Author Curtis Gibbens is a volunteer at Huntley Meadows Park. His first photography exhibit is on display in the Norma Hoffman Visitor Center during July and August. The exhibit consists mostly of wildlife on the East Coast.  The photographs were taken at Huntley Meadows, Chincoteague National Wildlife Refuge, Shenandoah National Park, and in the Carolinas. Curtis will be at the park for a meet and greet on Saturday, July 6 from 10 a.m. to 12 noon. Or, you can catch him on some weekends at the tower.

The Wild Side of Frying Pan Farm Park

A Great Blue Heron stalks its prey at Frying Pan Farm Park.

A Great Blue Heron stalks its prey at Frying Pan Farm Park.

Among the parade of rolling strollers, excited kindergarteners and working farm staff, a patron visiting Frying Pan Farm Park could find themselves bombarded by truly “wild” animals. The culprits are acrobatic Aves, known far and wide as gymnasts of the air.

As a budding naturalist, I chased jobs and toured across the country. I naturalized in Illinois, Indiana, Minnesota, Tennessee and now Virginia. It can be challenging to leave a lovely place and adjust to the next; however I never acquaint myself to new surroundings alone. When acclimating to unfamiliar areas, I simply look for old friends: northern cardinal, blue jay, or Carolina wren. At Frying Pan, I find familiarity in a new land. Each morning, before the bevies of elementary schoolchildren disembark from their buses, I take to the woods for a period of calm discovery amid the park’s wild inhabitants.

A tree swallow rests on a bluebird nesting box at Frying Pan Farm Park.

A tree swallow rests on a bluebird nesting box at Frying Pan Farm Park.

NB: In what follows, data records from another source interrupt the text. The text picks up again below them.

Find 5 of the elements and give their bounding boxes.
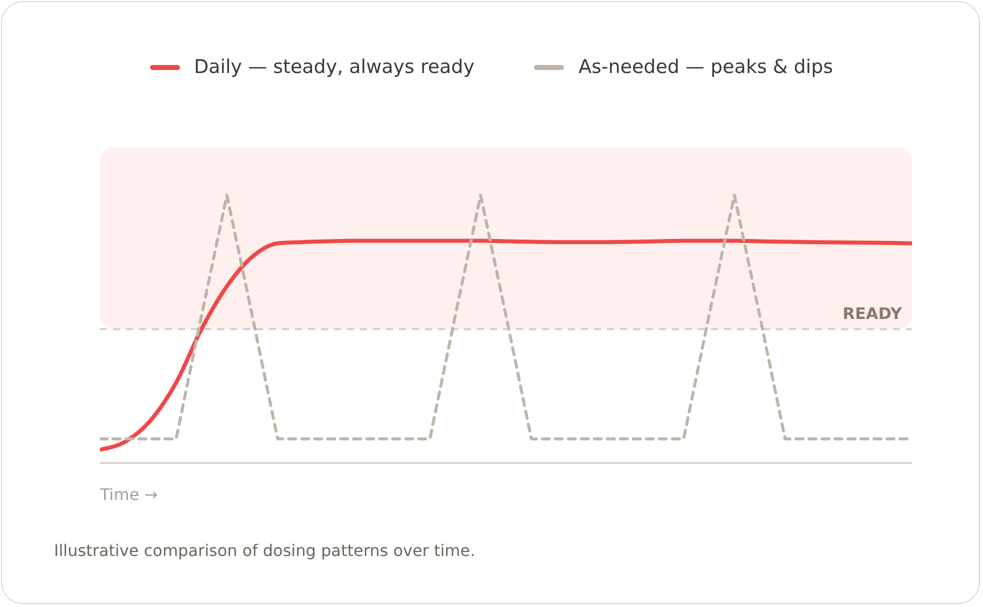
legend-label: As-needed — peaks & dips: [578, 56, 834, 78]
legend-label: Daily — steady, always ready: [194, 56, 474, 78]
ref-line-label: READY: [842, 304, 902, 324]
text: Illustrative comparison of dosing patterns over time.: [54, 541, 476, 560]
x-axis-title: Time →: [100, 485, 158, 504]
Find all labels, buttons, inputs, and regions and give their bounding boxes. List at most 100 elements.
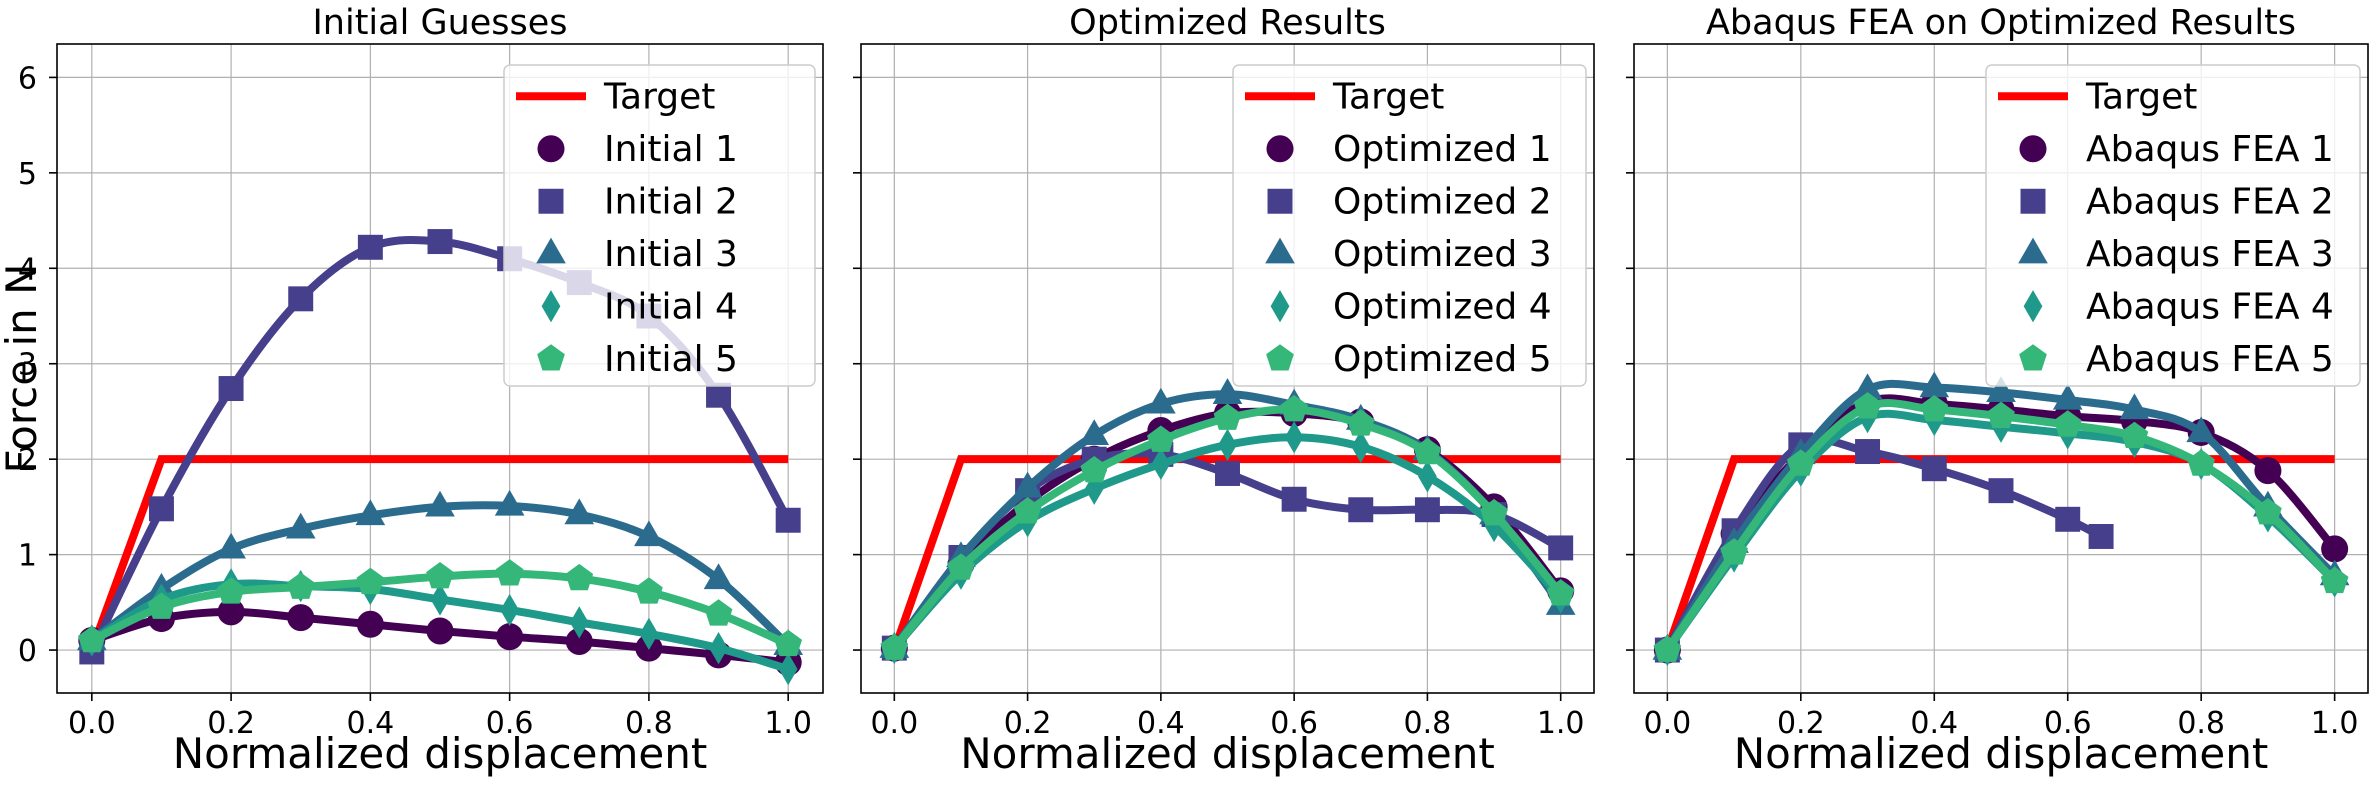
data-point-2-4 [1921,456,1947,482]
x-tick-label-5: 1.0 [2311,706,2359,741]
data-point-1-3 [287,604,315,632]
data-point-3-6 [494,489,525,516]
data-point-1-2 [217,598,245,626]
legend-target-label: Target [2085,76,2197,117]
x-tick-label-0: 0.0 [870,706,918,741]
y-tick-label-1: 1 [18,539,37,574]
legend-marker-4 [1270,290,1290,323]
x-tick-label-1: 0.2 [1004,706,1052,741]
y-tick-label-0: 0 [18,634,37,669]
data-point-5-6 [495,559,524,586]
data-point-1-6 [496,623,524,651]
data-point-5-2 [217,577,245,604]
data-point-3-5 [1986,376,2016,403]
plot-area [879,378,1576,665]
data-point-2-8 [1414,497,1440,523]
legend-target-label: Target [603,76,715,117]
data-point-5-0 [1653,635,1682,662]
data-point-5-4 [1147,425,1175,452]
legend-marker-3 [536,237,566,264]
data-point-5-9 [704,599,733,626]
plot-area [76,229,804,686]
data-point-2-3 [1855,439,1881,465]
data-point-5-1 [947,553,975,580]
legend: Target Initial 1 Initial 2 Initial 3 Initial… [503,64,816,387]
chart-panel-3: 0.0 0.2 0.4 0.6 0.8 1.0 Abaqus FEA on Optimize… [1626,3,2369,778]
series-markers-5 [1653,392,2349,662]
plot-area [1652,371,2350,667]
data-point-2-7 [2088,523,2114,549]
legend-marker-5 [2019,344,2047,371]
x-tick-label-3: 0.6 [1270,706,1318,741]
data-point-4-8 [1418,460,1437,493]
data-point-5-0 [77,625,106,653]
data-point-5-7 [1346,409,1375,436]
data-point-5-7 [565,563,594,591]
data-point-5-6 [1280,394,1308,422]
legend-label-3: Optimized 3 [1333,234,1552,275]
legend-label-2: Initial 2 [604,181,738,222]
data-point-5-1 [147,592,176,619]
x-tick-label-5: 1.0 [764,706,812,741]
data-point-3-6 [2052,383,2083,410]
axes-frame [1633,43,2369,694]
legend-box [1985,64,2361,387]
data-point-2-6 [1281,486,1307,512]
data-point-4-5 [1218,428,1237,461]
data-point-4-5 [430,583,450,616]
data-point-5-9 [1480,499,1508,526]
chart-title: Abaqus FEA on Optimized Results [1706,3,2296,43]
y-tick-label-3: 3 [18,348,37,383]
axes-frame [56,43,824,694]
x-tick-label-2: 0.4 [1910,706,1958,741]
y-tick-label-6: 6 [18,61,37,96]
data-point-3-2 [216,532,246,559]
data-point-5-8 [1413,437,1442,465]
x-tick-label-4: 0.8 [625,706,673,741]
legend-box [503,64,816,387]
data-point-2-5 [1988,478,2014,504]
legend-label-3: Initial 3 [604,234,738,275]
data-point-1-9 [2254,457,2282,485]
data-point-3-8 [2186,416,2217,443]
legend: Target Optimized 1 Optimized 2 Optimized 3 O… [1232,64,1587,387]
x-tick-label-0: 0.0 [68,706,116,741]
data-point-3-5 [425,490,455,517]
legend-marker-2 [2020,188,2046,214]
legend-label-5: Initial 5 [604,339,738,380]
data-point-3-4 [1146,387,1176,414]
data-point-2-1 [148,496,174,522]
data-point-5-0 [880,633,909,660]
data-point-4-4 [1151,447,1171,481]
legend-box [1232,64,1587,387]
legend-label-5: Optimized 5 [1333,339,1552,380]
x-axis-label: Normalized displacement [1734,729,2269,778]
target-line [88,455,789,652]
data-point-2-2 [218,376,244,402]
x-tick-label-3: 0.6 [486,706,534,741]
data-point-1-5 [426,617,454,645]
x-axis-label: Normalized displacement [173,729,708,778]
x-tick-label-1: 0.2 [1777,706,1825,741]
series-markers-5 [77,559,803,657]
legend-label-2: Optimized 2 [1333,181,1552,222]
data-point-3-2 [1012,471,1043,498]
data-point-5-9 [2254,498,2282,525]
data-point-3-5 [1212,378,1243,404]
legend-marker-4 [2023,290,2043,323]
x-tick-label-5: 1.0 [1537,706,1585,741]
data-point-4-7 [1351,430,1371,463]
axes-frame [860,43,1595,694]
data-point-4-6 [1284,421,1304,454]
data-point-2-9 [706,382,732,408]
series-markers-5 [880,394,1575,660]
legend: Target Abaqus FEA 1 Abaqus FEA 2 Abaqus FEA… [1985,64,2361,387]
legend-marker-2 [1267,188,1293,214]
data-point-3-3 [1079,419,1110,445]
data-point-5-3 [1080,456,1109,483]
data-point-3-9 [703,563,734,590]
x-tick-label-4: 0.8 [2177,706,2225,741]
data-point-4-9 [709,632,728,665]
y-tick-label-2: 2 [18,443,37,478]
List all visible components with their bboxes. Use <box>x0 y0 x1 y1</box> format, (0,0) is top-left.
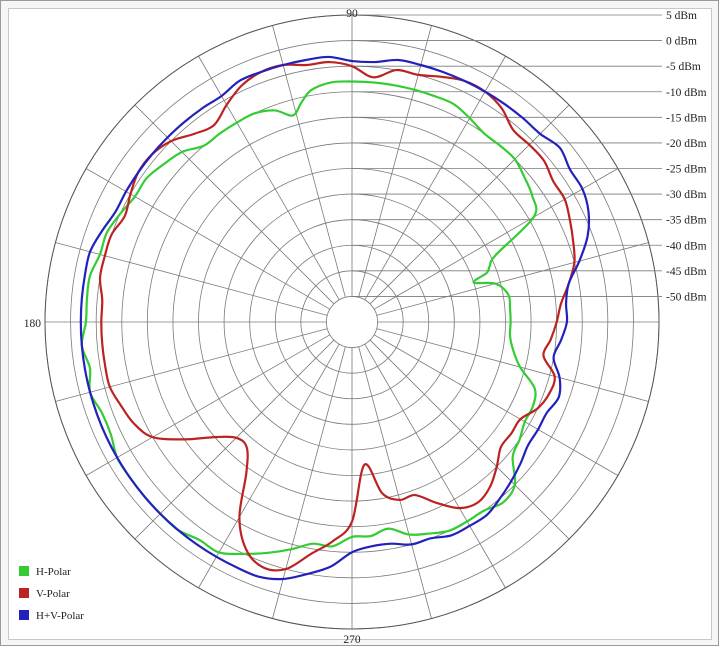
grid-spoke <box>134 339 335 540</box>
legend-label-h-v-polar: H+V-Polar <box>36 610 84 622</box>
grid-ring <box>326 296 378 348</box>
radial-tick-label: -35 dBm <box>666 215 707 227</box>
radial-tick-label: -20 dBm <box>666 138 707 150</box>
grid-spoke <box>272 346 346 619</box>
radial-tick-label: 0 dBm <box>666 36 697 48</box>
radial-tick-label: -25 dBm <box>666 164 707 176</box>
grid-spoke <box>358 346 432 619</box>
grid-spoke <box>376 242 649 316</box>
chart-panel <box>8 8 712 640</box>
grid-spoke <box>373 334 619 476</box>
grid-spoke <box>55 328 328 402</box>
grid-spoke <box>369 104 570 305</box>
radial-tick-label: 5 dBm <box>666 10 697 22</box>
radial-tick-label: -45 dBm <box>666 266 707 278</box>
grid-spoke <box>369 339 570 540</box>
angle-tick-label: 90 <box>346 8 358 20</box>
radial-tick-label: -50 dBm <box>666 291 707 303</box>
legend: H-Polar V-Polar H+V-Polar <box>19 566 84 622</box>
grid-spoke <box>198 55 340 301</box>
grid-spoke <box>85 334 331 476</box>
grid-spoke <box>134 104 335 305</box>
angle-axis-labels: 90 180 270 <box>24 8 361 646</box>
data-series <box>79 55 591 581</box>
legend-label-v-polar: V-Polar <box>36 588 70 600</box>
radial-tick-label: -15 dBm <box>666 112 707 124</box>
radial-tick-label: -40 dBm <box>666 240 707 252</box>
grid-spoke <box>364 343 506 589</box>
grid-spoke <box>364 55 506 301</box>
series-line-h-polar <box>80 80 538 556</box>
series-line-h-v-polar <box>79 55 591 581</box>
grid-spoke <box>198 343 340 589</box>
legend-swatch-v-polar <box>19 588 29 598</box>
grid-spoke <box>85 168 331 310</box>
grid-spoke <box>358 25 432 298</box>
radial-tick-label: -5 dBm <box>666 61 701 73</box>
radial-axis-labels: 5 dBm 0 dBm -5 dBm -10 dBm -15 dBm -20 dBm -25… <box>352 10 707 303</box>
angle-tick-label: 270 <box>343 634 361 646</box>
grid-spoke <box>376 328 649 402</box>
angle-tick-label: 180 <box>24 318 42 330</box>
radial-tick-label: -30 dBm <box>666 189 707 201</box>
grid-spoke <box>373 168 619 310</box>
radial-tick-label: -10 dBm <box>666 87 707 99</box>
grid-spoke <box>272 25 346 298</box>
legend-swatch-h-polar <box>19 566 29 576</box>
grid-spoke <box>55 242 328 316</box>
legend-label-h-polar: H-Polar <box>36 566 71 578</box>
legend-swatch-h-v-polar <box>19 610 29 620</box>
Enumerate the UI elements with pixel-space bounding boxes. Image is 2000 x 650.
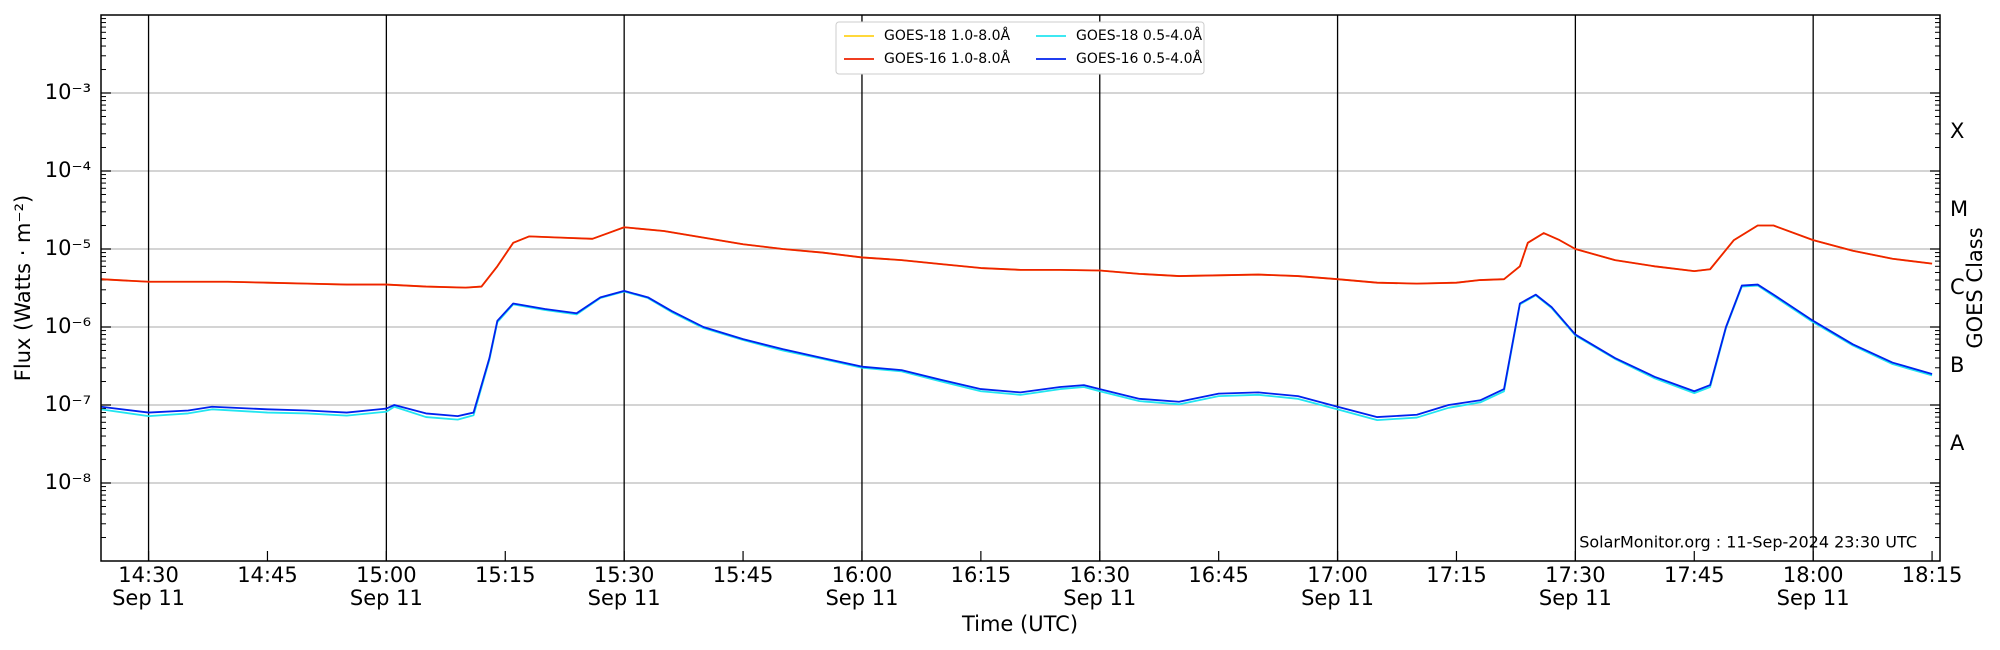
y2-axis-label: GOES Class [1963, 227, 1987, 348]
x-tick-label: 17:30 [1545, 563, 1606, 587]
y-axis-label: Flux (Watts · m⁻²) [11, 195, 35, 381]
x-tick-label: 16:15 [951, 563, 1012, 587]
x-tick-date: Sep 11 [1539, 586, 1612, 610]
x-tick-label: 15:00 [356, 563, 417, 587]
y-tick-label: 10⁻³ [45, 80, 91, 104]
y2-tick-label: X [1950, 119, 1964, 143]
x-tick-label: 17:15 [1426, 563, 1487, 587]
x-axis-label: Time (UTC) [961, 612, 1078, 636]
y-tick-label: 10⁻⁵ [45, 236, 91, 260]
annotation: SolarMonitor.org : 11-Sep-2024 23:30 UTC [1579, 533, 1917, 552]
y2-tick-label: B [1950, 353, 1964, 377]
y2-tick-label: M [1950, 197, 1968, 221]
x-tick-date: Sep 11 [825, 586, 898, 610]
x-tick-label: 15:45 [713, 563, 774, 587]
x-tick-label: 16:30 [1070, 563, 1131, 587]
legend-label: GOES-16 1.0-8.0Å [884, 50, 1010, 67]
x-tick-date: Sep 11 [1301, 586, 1374, 610]
x-tick-label: 18:15 [1902, 563, 1963, 587]
y2-tick-label: C [1950, 275, 1965, 299]
x-tick-label: 15:15 [475, 563, 536, 587]
x-tick-label: 14:45 [237, 563, 298, 587]
series-line [101, 284, 1933, 422]
legend-box [835, 21, 1205, 75]
legend-label: GOES-18 1.0-8.0Å [884, 27, 1010, 44]
y-tick-label: 10⁻⁴ [45, 158, 91, 182]
x-tick-label: 15:30 [594, 563, 655, 587]
plot-series [101, 224, 1933, 422]
legend-label: GOES-16 0.5-4.0Å [1076, 50, 1202, 67]
x-tick-label: 16:45 [1188, 563, 1249, 587]
x-tick-date: Sep 11 [112, 586, 185, 610]
x-tick-label: 17:00 [1307, 563, 1368, 587]
x-tick-date: Sep 11 [1777, 586, 1850, 610]
series-line [101, 283, 1933, 418]
y2-tick-label: A [1950, 431, 1965, 455]
y-tick-label: 10⁻⁸ [45, 470, 91, 494]
x-tick-date: Sep 11 [350, 586, 423, 610]
legend-label: GOES-18 0.5-4.0Å [1076, 27, 1202, 44]
x-tick-label: 14:30 [118, 563, 179, 587]
x-tick-label: 18:00 [1783, 563, 1844, 587]
x-tick-label: 16:00 [832, 563, 893, 587]
y-tick-label: 10⁻⁷ [45, 392, 91, 416]
series-line [101, 224, 1933, 289]
plot-frame [100, 14, 1941, 562]
x-tick-date: Sep 11 [588, 586, 661, 610]
series-line [101, 224, 1933, 289]
x-tick-date: Sep 11 [1063, 586, 1136, 610]
x-tick-label: 17:45 [1664, 563, 1725, 587]
y-tick-label: 10⁻⁶ [45, 314, 91, 338]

The wild side of Frying Pan is quite diverse for a relatively small natural area. Out in the grassy field, I often observe both tree and barn swallows carving the sky. It is fantastic to watch the way they veer swiftly and precisely. These daring creatures rely on their well-adapted wing and tail shapes to snatch unsuspecting insects out of the air. The field also offers opportunities to watch incoming turkey vultures glide on air pockets while they sniff out their next meal.

The forest provides habitat for a variety of birds and animals.

The forest provides habitat for a variety of birds and animals.

Past the fields lies a wide strip of forest dominated by hickory and oak. As I walk, I find trees of varying height and girth indicating a healthy and maturing second growth forest. The area includes larger grandfather trees, short saplings, and standing dead trees or snags. When left standing, the snags provide inviting opportunities for a variety of woodpeckers. As the trees decompose, insects begin to devour the nutrients in the wood. Woodpeckers drill their heads, bill first, into trees creating cavities to slurp out insects with their long, barbed tongues. Several types of warblers, flycatchers and thrushes also reside in the woods.

Most recently, I explored the wetlands to the east of the park. In an effort to compile a well-rounded list of birds, I knew I’d need to find some type of waterfowl. With hopeful anticipation, I headed out in search of some kind of duck. Instead, I was delighted to find a large great blue heron standing stiff-legged and motionless in the middle of the first pond. It is amazing how still and patient they can be while on the hunt. I think I can learn something from this great blue bird. In addition, I found a pair of green herons displaying similar behavior and throngs of red-winged blackbirds.

A green heron perches above the wetland.

A green heron perches above the wetland.

I encourage, even challenge, you to take a step away from the predictable bustling of farm enthusiasts and drift into the untamed.  Search for your neighbors, too: the sparrow, the mockingbirds. See what you can discover. There is so much to see.

Author Patrick McNamara is a staff interpreter at Frying Pan Farm Park.